Since December 2012, Abenomics, named after sitting Prime Minister Shinzo Abe, has become Japan’s main economic growth strategy. The first of three arrows of this strategy, an aggressive monetary easing policy (conducted by Bank of Japan Governor Haruhiko Kuroda since April 2013), led to a quick depreciation of the yen against the dollar. The resulted in both economic growth and accusations of currency manipulation. With the U.S. Federal Reserve recently beginning to take steps to raise the country’s discount rate under the strengthening dollar, the currency conflict is bound to intensify.
Meanwhile, a cheaper yen and booming stock market have invited further inward foreign investment in Japan, which also includes an increased proportion of foreign ownership in the Japanese government’s short-term debt (Treasury Bills and Financial Bills, whose maturity is less than one year) from 28.6 percent in March 2013 to 50.9 percent in December 2016. Some report that the bulk of such foreign ownership comes from China, whose monetary authority has worked to diversify the composition of its still-massive foreign exchange reserves.

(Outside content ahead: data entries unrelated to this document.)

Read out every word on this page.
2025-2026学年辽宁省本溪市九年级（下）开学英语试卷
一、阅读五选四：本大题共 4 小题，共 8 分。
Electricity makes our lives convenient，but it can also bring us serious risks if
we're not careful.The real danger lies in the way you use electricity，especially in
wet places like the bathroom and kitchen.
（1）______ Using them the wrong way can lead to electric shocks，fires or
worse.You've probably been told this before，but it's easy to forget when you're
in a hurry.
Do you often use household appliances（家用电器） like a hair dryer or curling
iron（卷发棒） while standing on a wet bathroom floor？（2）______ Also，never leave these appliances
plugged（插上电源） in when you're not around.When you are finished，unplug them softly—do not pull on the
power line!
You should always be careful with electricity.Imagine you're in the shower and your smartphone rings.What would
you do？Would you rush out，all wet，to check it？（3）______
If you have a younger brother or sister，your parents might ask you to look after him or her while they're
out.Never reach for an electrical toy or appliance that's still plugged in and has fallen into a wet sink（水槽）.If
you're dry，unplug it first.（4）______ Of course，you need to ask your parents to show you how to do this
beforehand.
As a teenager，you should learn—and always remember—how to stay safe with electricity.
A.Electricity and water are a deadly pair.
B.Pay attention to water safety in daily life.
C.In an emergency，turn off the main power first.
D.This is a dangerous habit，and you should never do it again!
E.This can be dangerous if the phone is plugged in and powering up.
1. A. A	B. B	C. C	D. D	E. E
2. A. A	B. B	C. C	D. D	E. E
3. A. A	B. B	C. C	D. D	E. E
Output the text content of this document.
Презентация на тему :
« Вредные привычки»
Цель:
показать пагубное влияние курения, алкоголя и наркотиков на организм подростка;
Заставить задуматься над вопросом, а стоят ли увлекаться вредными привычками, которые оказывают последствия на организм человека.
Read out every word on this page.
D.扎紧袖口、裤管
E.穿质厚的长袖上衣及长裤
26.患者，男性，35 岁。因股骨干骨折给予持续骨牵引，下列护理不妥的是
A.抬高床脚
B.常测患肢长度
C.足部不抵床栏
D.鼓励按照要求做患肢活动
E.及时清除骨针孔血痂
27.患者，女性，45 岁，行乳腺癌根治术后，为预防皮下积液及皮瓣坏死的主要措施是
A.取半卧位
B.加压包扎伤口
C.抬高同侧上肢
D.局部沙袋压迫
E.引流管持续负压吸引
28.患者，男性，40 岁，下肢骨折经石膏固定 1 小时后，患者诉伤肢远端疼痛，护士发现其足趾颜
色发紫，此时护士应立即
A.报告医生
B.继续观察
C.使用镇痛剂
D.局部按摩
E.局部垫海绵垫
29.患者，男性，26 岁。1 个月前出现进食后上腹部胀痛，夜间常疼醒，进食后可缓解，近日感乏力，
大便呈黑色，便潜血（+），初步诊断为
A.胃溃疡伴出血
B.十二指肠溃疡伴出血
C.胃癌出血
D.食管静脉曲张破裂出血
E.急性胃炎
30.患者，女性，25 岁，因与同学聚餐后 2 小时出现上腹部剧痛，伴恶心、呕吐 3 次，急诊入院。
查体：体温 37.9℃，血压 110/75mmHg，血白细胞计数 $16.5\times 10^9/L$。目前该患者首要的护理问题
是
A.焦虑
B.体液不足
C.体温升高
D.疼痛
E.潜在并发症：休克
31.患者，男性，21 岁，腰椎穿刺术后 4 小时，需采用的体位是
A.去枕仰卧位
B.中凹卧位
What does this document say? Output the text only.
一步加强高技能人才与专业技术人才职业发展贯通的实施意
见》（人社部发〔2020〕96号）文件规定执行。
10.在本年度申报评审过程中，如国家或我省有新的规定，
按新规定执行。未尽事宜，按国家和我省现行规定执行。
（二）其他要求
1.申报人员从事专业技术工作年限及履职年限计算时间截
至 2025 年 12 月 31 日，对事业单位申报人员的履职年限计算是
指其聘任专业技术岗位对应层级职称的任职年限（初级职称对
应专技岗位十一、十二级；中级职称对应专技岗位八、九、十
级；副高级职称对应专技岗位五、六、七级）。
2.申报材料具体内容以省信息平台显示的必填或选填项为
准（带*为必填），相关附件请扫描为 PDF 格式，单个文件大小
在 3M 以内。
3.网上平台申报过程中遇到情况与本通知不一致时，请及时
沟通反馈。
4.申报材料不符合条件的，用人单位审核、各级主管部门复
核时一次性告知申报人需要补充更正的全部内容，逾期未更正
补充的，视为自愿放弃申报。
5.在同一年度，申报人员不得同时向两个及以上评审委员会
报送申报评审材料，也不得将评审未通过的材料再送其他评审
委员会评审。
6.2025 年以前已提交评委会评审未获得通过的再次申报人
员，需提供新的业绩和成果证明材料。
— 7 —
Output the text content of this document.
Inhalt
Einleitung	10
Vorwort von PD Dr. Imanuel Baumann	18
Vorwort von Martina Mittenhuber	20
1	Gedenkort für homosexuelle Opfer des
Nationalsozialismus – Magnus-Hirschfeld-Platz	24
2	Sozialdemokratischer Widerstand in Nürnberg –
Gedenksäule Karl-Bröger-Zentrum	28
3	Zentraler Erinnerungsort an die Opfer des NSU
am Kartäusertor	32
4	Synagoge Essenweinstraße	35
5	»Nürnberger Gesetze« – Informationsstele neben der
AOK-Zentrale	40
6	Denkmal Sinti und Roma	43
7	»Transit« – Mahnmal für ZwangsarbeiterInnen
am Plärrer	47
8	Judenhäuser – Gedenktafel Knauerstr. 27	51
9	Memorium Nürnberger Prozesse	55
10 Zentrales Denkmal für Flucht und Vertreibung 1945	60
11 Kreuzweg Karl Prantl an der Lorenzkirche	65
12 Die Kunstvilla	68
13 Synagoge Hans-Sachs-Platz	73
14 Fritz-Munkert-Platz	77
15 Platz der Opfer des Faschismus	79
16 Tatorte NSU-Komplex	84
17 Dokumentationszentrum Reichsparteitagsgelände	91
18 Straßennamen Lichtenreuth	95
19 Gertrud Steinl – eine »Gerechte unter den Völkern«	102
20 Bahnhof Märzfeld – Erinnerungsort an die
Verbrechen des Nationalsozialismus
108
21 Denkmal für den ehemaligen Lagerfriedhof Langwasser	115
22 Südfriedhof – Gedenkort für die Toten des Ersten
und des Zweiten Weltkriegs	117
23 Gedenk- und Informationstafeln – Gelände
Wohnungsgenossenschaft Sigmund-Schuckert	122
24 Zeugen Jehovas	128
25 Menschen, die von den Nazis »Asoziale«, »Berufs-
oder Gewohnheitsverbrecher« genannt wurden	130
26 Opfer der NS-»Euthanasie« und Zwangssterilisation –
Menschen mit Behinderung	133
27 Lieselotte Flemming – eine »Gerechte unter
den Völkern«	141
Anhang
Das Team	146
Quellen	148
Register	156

A stable currency environment is the key component that has underpinned Asia’s economic success in the post-1945 period, for Japan between the 1950s and the early 1970s and for China from the 1980s to recently. It was the U.S. dollar that provided such an environment. Because of that, the Japanese government has been an unequivocal supporter of dollar dominance. Now, China faces the dilemma it saw in Japan’s yen internationalization experience: prioritize stability in both the regional currency environment and domestic financial conditions and lose the golden opportunity to alter the regional currency hierarchy. The Japanese experience shows that there is not much time left for Chinese leaders to make the final decision.